While business finds success on the basis of balancing innovation and the status quo of steady growth, it misses out in not investing its energy into the craft of doing.
Simple reactivity (to markets, to competition, to crisis) can no longer be admired as the holy grail of steady growth. We must be more agile and responsive.
The craft of doing and learning are necessary for progress. In doing, we create new understanding. This understanding leads to shifts in behavior. In the doing we learn. In the doing we lead.
Traditional enterprise has failed to develop the discipline to split its attention from the din and crisis of the present. Strict expectations of growth have failed to encourage a diverse set of models and initiatives centered around the creativity needed to find the problems of the future.
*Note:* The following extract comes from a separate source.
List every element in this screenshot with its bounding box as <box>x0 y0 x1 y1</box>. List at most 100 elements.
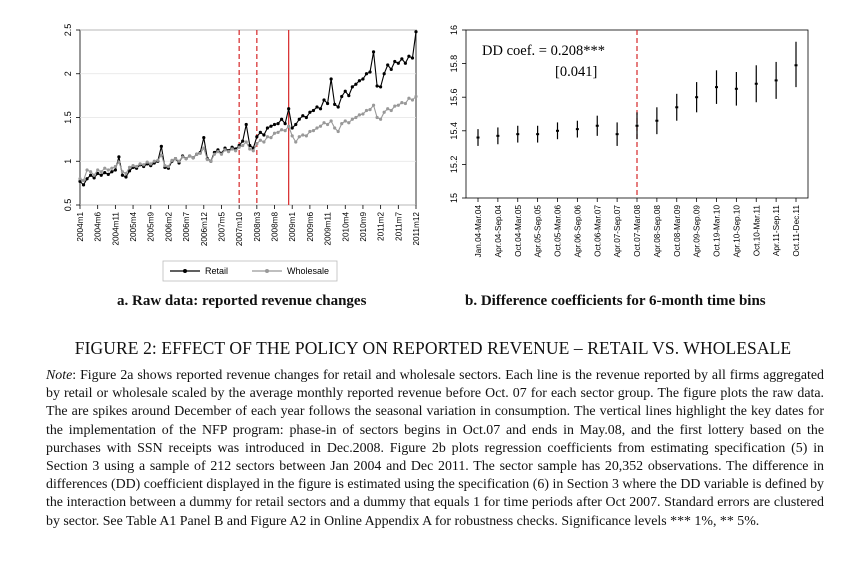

Future leaders must anticipate needs.
Leaders of work of the future need to find balance between a set of new, previously unimagined problems, as well as the next evolutions for the present day’s most persistent social and environmental issues.
The next wave of leaders must include a community of those who choose to stop growth for growth’s sake. These are innovators who refuse to wait for the ticking bomb, or the building to collapse, or the ground to open up.
Leaders of new work embrace the proximity of problem solving in order to increase the potency of their solutions. Not only are these leaders carrying out change based on the information they are receiving, but also contributing to a new understanding. Let’s call these bright Counterpoints.
Counterpoints gain capability to make change in the world by first gaining awareness to their own uniqueness.
Counterpoints imagine a future that is tailor-made. They envision an ideal and backwards from the big vision.
Counterpoints are visionary and concern themselves with the study of systemic interventions.
They envision implications.
They generate scenarios.
They plan strategically.
They balance theory and practice.
Who are they?
Some are saving children.
Some are feeding the poor.
Some are housing the homeless.
Some are curing diseases.
Some are donating goods and services.
They are not necessarily in business.
Leaders of the past are fueled by reaction to these circumstances and as a result it defines them. Leaders of the future know they must be engaged with the crisis of the present, but also be responsive to crises of the future, ones that have yet to be defined.
These leaders are bright Counterpoints.
Counterpoints ask, “What if?” By embracing projects that might not work, they are facilitators of change.
Counterpoints will strike a balance between reactively embracing growth as a goal, and responding with a long term perspective of conservation.
The next generation of organizations must welcome and help develop these new leaders.
The individual practicing their life’s craft is the new leader of the future.
Purpose and creativity.
Prevention and reactivity.
Doing is the new leading. The world needs companies filled with craftsmen mindsets, now more than ever.
We need you.
We’re glad you’re here.
The work we do matters, more than ever before.